The Bible is actually very clear about this. And the answer may surprise many. It is none of the things we mentioned before. But we can read again and again who the Holy Spirit commands us to fear.

Fear the Lord! Fear the Lord your God! Jesus repeats this: “Do not fear those [things or people] who kill the body but cannot kill the soul. Rather fear him who can destroy both soul and body in hell.” (Mat 10:28)

This is important to understand what is meant by these words ‘fear the Lord your God’. I wanted to reflect on them in Keith’s funeral, but I didn’t know what to preach on. Then the help was given to me.

Keith’s family told that for Keith his confirmation verse was very important. That was indeed as the psalmist wrote, a lamp to his feet, and a light to his path. It is these words from the book of Proverbs.

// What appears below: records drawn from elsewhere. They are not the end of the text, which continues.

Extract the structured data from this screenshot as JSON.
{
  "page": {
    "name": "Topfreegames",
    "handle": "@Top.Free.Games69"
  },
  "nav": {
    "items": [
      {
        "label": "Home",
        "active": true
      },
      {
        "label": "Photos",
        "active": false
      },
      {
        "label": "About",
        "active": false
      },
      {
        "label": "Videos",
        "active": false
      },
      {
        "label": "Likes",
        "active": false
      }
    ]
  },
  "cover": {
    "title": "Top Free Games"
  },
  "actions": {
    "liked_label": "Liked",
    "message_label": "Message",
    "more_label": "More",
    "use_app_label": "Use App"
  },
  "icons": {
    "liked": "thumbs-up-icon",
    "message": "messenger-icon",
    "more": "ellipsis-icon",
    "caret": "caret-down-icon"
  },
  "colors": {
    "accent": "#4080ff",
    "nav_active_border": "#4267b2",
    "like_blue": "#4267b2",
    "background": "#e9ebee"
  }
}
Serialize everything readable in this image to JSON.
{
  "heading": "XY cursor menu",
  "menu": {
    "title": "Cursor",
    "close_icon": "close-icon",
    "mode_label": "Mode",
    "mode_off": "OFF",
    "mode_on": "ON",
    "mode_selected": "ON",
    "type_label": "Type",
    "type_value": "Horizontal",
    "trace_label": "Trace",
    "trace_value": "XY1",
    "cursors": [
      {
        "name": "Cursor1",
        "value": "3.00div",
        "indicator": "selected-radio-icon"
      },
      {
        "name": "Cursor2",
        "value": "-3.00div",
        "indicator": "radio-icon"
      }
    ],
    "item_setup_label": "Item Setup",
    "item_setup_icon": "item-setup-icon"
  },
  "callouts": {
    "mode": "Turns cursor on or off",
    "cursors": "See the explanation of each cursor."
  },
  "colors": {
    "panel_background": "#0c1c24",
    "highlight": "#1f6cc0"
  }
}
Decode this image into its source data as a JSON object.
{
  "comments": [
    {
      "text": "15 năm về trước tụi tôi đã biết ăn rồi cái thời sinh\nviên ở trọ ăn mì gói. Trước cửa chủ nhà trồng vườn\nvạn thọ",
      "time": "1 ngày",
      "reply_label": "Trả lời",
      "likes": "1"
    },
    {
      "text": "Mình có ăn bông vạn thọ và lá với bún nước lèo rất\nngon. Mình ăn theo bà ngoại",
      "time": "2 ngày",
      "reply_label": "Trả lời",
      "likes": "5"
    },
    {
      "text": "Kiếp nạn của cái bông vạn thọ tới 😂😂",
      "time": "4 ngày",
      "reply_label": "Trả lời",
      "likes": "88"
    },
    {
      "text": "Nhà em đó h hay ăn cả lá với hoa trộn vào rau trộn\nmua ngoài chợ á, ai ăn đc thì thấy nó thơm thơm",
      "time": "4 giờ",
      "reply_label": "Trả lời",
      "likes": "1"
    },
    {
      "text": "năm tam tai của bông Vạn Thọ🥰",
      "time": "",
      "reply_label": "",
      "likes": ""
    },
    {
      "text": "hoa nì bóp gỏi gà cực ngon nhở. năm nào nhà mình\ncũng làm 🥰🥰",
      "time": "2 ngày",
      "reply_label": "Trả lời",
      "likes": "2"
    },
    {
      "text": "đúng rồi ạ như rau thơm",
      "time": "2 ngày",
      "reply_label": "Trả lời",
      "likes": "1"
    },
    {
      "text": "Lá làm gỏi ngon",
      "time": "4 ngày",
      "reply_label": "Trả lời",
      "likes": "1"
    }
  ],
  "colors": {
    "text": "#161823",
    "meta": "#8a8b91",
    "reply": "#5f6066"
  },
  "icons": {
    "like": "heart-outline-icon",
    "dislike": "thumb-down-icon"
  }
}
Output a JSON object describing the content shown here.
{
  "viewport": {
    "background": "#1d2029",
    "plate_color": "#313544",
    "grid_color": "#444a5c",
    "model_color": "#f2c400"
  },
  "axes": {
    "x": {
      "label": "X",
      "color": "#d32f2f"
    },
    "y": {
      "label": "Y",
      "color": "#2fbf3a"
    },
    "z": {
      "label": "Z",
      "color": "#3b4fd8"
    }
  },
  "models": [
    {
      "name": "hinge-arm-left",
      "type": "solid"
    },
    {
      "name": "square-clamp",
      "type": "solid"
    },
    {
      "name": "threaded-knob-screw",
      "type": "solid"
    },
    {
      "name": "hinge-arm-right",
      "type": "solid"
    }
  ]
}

Trust in the LORD with all your heart, and do not lean on your own understanding. In all your ways acknowledge him, and he will make straight your paths. Be not wise in your own eyes; fear the LORD, and turn away from evil.

Fear the Lord … I can tell you what it means with an example from Keith’s life. That was a few years ago, when Keith wasn’t that well. We were about to celebrate our Lord’s Holy Meal together at his home.

You know how we as Christians begin our services, and our devotions. We do it by calling on the name of God the Father and the Son and the Holy Spirit. As I said these words, Keith, weak and exhausted as he was on that day, immediately got up and folded his hands in prayer.

I didn’t expect him to do it. He didn’t have to do it. But He did. This is what the Holy Spirit meant by fear the Lord your God. It is about knowing who we are – we are like grass – in the morning it flourishes and is renewed; in the evening it fades and withers (Ps 90:6).

And it is about knowing who the Holy God is, – God merciful and gracious, slow to anger, and abounding in steadfast love and faithfulness, keeping steadfast love for thousands, forgiving iniquity and transgression and sin, but who will by no means clear the guilty, visiting the iniquity of the fathers on the children and the children’s children, to the third and the fourth generation.”  (Exo 34:6-7)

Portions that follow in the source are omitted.